In this study, plasma Hcy levels were higher in PD patients with MCI than in PD patients without MCI, and moreover multivariate analysis confirmed an independent association between Hcy levels and MCI in PD patients. We further evaluated the predictive values of PWMHs, Hcy levels and their combination to provide an accurate prediction tool for MCI in PD patients. The ROC curves showed that the AUC of combination prediction was significantly higher than those of individual predictions. Moreover, the clinical utility indexes of combination prediction were relatively high (85.1% of sensitivity, 88.5% of specificity and 86.8% of accuracy), and therefore it could be applied in the prediction of MCI in PD patients.

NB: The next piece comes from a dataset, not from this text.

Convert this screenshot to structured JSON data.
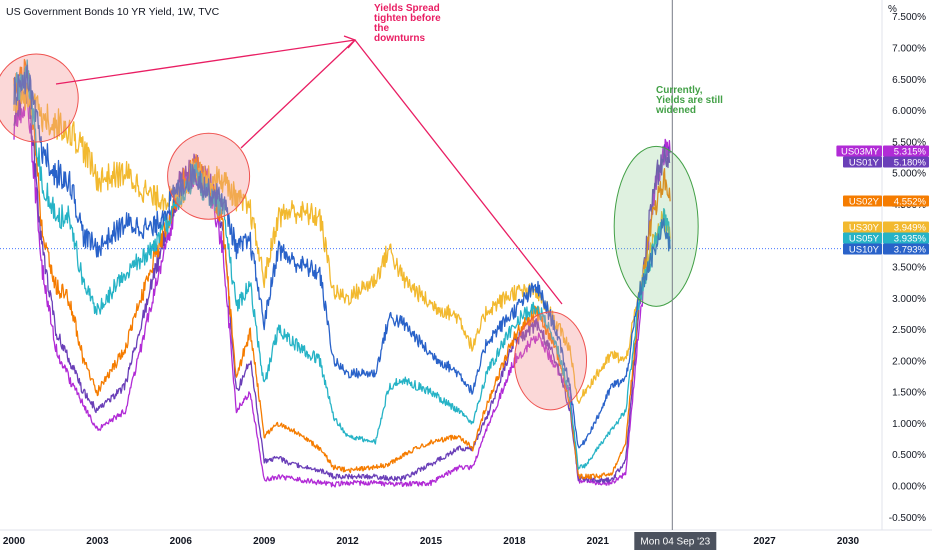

There were two main limitations in this study. First, the prevalence of MCI in this study was higher than that has been reported elsewhere, which was associated with selection bias. Second, this study was a cross-sectional analysis rather than a longitudinal analysis.

Conclusion

PWMHs and Hcy levels were independently correlated with MCI in PD patients, and their combination could be applied in the prediction of MCI in PD patients.

Acknowledgments

This research was supported by Chongqing medical scientific research project (Joint project of Chongqing Health Commission and Science and Technology Bureau) TCM key project (ZY201801011) and Natural Science Foundation Project of Chongqing, China (cstc2021jcyj-msxmX0856).

Author Contributions

All authors made a significant contribution to the work reported, whether that is in the conception, study design, execution, acquisition of data, analysis and interpretation, or in all these areas; took part in drafting, revising or critically reviewing the article; gave final approval of the version to be published; have agreed on the journal to which the article has been submitted; and agree to be accountable for all aspects of the work.

Disclosure

The authors report no conflicts of interest in this work.